El mirar de Goya
La Fundación BBVA presenta en su sede histórica de Bilbao (plaza de San Nicolás) medio centenar de obras -óleos, dibujos y esculturas-, de autores españoles procedentes del Museo Goya de Castres (localidad francesa próxima a Toulouse). Es una buena muestra, tanto por la calidad de muchas de sus obras, como por la variada gama de estilos y argumentos temáticos recorridos entre los siglos XIV y XX.
Hay que ponderar el precioso el óleo sobre tabla de Luis Paret y Alcazar de 1772. Las dos acuarelas de Mariano Fortuny poseen más valor que su óleo. Muy sutil el retrato de Felipe III que le hizo Juan Pantoja de la Cruz en 1608, pese a que se atisben zonas algo duras en el ropaje. Las pequeñas piezas de Eugenio Lucas ponen de manifiesto su excesiva gran dependencia del magisterio de Goya. Simpáticamente divertido el retrato del pintor Enrique Mélida pintado en 1892 por Curro Vázquez y Úbeda. Trazos vigorosos de Pablo Uranga al retratar al pintor Ignacio Zuloaga (1893). La obra atribuida a Zurbarán y su taller más parece de su taller que de Zurbarán. Espectacular el lienzo de Javier Bueno, titulado Combatiente español (1938), por su capacidad muralística. Todo lo contrario sucede con óleo del especialista en murales Jose María Sert, pues resulta teatral y acartonado. Maruja Mallo, con la obra naïf Verbena (1928), deja al descubierto sus numerosos débitos a Ensor, Solana, Picasso y Léger. Misterioso, sorprendente y moderno el óleo de Óscar Domíguez gracias a la profusa ejecutoria de la técnica llamada decalcomanía...
Sin duda, cada una de las obras expuestas merece un comentario. Con todo, además del retrato de Francisco del Mazo, pintado por Goya, la obra magistral de la exposición es el Autorretrato del pintor aragonés. Al margen de estar ante un Goya que desea mostrarse más sereno, melancólico y dulce de su habitual, en lo puramente plástico destaca el uso de la luz sobre el rostro: directo, neto, sin ambages. Pero es con en tratamiento que insufla a las gafas donde alcanza la obra su máximo poder. Véase cómo el ojo izquierdo (más próximo al espectador) se sale del ámbito de su lente, en tanto el ojo derecho entra por completo dentro de la suya. Exagera la posición de la ceja izquierda, trazándola muy por encima de lo normal, y para compensarlo hace mayor la lente de la derecha, lo cual espacialmente no es posible. Ahí está el intríngulis.

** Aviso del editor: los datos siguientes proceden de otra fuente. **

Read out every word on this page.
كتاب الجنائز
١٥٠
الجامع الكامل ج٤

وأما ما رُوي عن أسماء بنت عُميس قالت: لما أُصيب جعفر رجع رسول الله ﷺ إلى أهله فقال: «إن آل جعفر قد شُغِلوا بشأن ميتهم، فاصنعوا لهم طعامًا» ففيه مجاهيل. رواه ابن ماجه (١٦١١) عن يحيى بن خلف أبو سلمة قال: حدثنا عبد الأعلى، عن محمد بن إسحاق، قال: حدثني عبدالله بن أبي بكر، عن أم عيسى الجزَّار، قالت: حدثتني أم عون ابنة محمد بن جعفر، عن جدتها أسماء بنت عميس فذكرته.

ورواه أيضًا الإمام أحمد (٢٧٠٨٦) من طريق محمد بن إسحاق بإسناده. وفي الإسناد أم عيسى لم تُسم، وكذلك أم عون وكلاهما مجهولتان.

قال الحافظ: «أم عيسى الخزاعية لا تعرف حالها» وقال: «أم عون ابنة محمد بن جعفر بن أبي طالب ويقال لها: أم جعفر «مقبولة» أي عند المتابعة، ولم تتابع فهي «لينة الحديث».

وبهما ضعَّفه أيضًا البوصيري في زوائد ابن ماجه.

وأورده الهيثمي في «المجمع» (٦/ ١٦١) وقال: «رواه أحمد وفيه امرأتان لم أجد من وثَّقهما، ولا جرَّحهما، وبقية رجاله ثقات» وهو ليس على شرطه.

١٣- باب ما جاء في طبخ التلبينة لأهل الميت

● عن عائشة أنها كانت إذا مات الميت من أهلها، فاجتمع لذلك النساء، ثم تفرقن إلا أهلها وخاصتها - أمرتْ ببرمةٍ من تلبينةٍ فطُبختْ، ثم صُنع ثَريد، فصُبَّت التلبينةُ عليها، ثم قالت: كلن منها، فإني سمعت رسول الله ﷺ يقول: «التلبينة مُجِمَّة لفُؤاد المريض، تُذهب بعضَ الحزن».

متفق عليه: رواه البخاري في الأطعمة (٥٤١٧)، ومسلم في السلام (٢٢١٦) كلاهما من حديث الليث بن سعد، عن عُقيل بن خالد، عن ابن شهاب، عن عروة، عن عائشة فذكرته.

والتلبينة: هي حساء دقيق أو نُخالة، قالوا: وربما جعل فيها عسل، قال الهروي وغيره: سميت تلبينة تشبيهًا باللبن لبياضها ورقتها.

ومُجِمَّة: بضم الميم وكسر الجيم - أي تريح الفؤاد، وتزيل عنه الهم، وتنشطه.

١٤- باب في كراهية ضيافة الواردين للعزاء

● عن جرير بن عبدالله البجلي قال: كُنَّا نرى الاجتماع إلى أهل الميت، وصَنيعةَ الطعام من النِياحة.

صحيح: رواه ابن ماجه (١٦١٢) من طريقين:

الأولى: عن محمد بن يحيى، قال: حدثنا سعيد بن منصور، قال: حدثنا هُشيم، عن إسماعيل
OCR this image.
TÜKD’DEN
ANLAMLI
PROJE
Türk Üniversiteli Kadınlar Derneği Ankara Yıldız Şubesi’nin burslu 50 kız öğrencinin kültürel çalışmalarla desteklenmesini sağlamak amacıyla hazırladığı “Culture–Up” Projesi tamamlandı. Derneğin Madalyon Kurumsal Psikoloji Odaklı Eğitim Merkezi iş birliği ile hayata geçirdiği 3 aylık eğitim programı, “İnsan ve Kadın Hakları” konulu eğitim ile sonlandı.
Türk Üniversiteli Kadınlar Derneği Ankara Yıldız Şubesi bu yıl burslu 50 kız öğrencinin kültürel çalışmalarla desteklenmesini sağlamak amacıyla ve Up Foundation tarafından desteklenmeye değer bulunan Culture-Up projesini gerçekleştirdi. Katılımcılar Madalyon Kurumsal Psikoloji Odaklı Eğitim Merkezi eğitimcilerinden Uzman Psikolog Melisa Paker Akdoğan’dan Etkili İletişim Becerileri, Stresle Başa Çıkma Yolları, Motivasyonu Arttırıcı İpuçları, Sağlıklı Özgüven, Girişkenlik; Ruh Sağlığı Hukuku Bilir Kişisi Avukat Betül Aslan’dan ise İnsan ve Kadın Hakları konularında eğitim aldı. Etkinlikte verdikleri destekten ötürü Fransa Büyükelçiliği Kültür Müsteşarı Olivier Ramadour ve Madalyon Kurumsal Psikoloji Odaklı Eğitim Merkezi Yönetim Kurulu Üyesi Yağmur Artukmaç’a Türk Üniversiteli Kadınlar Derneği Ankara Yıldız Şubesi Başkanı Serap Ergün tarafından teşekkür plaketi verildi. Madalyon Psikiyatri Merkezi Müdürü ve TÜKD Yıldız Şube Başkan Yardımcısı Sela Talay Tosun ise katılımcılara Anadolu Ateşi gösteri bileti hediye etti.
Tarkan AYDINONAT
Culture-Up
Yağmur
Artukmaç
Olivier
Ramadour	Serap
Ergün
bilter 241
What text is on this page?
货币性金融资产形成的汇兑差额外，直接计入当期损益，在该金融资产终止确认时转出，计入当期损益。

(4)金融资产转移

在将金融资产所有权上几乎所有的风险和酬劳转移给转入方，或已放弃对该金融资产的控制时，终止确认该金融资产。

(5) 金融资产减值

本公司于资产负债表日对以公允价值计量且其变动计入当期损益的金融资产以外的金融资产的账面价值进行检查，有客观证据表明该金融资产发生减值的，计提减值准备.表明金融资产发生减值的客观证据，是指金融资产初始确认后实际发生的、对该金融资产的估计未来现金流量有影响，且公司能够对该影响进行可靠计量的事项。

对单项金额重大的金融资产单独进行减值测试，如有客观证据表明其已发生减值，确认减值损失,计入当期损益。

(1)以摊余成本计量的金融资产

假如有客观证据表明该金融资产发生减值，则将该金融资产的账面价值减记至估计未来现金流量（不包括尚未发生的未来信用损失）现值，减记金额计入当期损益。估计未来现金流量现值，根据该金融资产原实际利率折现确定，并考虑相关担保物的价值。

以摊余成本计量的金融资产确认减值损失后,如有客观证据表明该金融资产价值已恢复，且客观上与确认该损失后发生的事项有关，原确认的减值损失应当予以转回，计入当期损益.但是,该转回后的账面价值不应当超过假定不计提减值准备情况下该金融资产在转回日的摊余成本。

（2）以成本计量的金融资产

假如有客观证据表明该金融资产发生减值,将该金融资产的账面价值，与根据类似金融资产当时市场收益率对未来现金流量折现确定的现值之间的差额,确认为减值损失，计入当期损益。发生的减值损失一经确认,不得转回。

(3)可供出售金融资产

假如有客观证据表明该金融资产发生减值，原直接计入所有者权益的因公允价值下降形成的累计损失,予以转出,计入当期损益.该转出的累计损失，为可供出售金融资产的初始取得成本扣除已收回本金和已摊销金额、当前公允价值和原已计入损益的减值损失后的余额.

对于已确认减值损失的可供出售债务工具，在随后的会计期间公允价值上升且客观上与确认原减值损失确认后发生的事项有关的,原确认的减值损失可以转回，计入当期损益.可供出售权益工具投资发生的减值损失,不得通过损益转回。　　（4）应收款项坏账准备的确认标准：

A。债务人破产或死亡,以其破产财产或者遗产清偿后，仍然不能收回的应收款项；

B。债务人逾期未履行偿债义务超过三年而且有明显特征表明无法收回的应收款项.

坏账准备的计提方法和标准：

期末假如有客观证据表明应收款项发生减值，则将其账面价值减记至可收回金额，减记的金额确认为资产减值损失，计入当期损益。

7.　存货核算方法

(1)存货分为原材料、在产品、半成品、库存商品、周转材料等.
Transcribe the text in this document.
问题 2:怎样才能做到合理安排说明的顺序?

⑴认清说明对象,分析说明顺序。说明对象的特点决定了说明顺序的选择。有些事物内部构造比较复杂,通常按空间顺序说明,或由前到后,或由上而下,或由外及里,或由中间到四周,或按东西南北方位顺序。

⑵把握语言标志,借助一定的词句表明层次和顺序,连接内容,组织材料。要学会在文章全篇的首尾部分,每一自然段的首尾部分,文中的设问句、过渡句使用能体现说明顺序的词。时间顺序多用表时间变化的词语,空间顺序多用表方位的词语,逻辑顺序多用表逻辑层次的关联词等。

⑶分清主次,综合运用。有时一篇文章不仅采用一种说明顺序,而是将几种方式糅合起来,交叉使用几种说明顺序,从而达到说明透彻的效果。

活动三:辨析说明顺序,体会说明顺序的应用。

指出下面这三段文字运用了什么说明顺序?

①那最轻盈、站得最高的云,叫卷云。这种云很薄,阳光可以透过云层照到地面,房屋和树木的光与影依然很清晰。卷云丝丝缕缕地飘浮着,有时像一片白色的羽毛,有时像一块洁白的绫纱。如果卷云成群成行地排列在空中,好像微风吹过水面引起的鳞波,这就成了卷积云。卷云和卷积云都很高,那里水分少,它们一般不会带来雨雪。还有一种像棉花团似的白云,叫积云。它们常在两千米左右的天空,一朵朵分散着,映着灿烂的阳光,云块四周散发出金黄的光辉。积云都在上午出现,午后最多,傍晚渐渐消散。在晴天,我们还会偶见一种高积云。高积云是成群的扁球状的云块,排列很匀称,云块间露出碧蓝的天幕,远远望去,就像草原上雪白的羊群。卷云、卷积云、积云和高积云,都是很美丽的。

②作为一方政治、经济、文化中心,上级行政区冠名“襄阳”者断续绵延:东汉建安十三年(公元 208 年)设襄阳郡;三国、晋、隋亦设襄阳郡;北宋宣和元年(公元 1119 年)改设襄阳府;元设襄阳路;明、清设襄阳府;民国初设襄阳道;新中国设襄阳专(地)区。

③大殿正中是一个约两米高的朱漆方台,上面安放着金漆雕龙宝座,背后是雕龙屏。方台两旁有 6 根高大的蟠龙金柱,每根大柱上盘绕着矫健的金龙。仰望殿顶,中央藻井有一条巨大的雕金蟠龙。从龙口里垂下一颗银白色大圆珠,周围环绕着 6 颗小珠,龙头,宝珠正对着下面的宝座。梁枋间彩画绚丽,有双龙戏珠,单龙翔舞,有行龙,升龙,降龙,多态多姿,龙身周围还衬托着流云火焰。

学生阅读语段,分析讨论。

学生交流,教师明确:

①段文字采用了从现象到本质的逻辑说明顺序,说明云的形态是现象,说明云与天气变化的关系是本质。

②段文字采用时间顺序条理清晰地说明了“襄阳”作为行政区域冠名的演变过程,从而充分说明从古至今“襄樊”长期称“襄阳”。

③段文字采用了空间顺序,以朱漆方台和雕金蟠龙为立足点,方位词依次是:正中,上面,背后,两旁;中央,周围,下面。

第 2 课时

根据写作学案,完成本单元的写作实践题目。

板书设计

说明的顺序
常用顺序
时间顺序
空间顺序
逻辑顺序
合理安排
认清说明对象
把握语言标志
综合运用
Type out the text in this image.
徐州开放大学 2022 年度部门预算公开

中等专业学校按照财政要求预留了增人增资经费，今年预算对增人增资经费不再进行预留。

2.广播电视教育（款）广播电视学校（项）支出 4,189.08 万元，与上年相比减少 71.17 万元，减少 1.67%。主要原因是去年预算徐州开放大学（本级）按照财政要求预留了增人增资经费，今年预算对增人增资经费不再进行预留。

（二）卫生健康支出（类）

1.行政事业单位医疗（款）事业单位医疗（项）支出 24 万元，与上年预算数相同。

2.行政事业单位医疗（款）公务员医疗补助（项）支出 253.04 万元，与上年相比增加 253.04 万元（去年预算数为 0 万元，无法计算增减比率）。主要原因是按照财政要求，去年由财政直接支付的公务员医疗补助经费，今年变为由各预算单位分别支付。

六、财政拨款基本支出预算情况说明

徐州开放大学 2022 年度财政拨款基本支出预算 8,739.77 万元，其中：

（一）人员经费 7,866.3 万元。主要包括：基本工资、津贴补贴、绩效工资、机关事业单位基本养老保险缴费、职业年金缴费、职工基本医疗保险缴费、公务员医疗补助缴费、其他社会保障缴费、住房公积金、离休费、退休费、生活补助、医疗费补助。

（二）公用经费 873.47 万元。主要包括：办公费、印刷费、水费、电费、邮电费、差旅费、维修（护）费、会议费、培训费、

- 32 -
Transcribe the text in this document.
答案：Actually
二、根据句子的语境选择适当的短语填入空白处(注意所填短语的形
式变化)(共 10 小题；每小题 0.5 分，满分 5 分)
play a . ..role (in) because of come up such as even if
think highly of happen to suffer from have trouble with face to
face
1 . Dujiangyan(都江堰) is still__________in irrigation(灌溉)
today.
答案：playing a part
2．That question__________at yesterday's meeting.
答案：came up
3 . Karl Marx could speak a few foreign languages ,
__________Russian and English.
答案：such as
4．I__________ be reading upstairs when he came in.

Con ese forzamiento imposible y la curva de la única patilla de gafa visible, más el ritmo voraginado hacia la derecha de los cabellos alrededor de su frente, consigue un magnetismo fuera de lo común. Asombroso.
No tan asombroso fue el comportamiento de algunos de los guardias de seguridad, empeñados en no dejar mirar los cuadros desde cerca, como si las miradas los dañaran.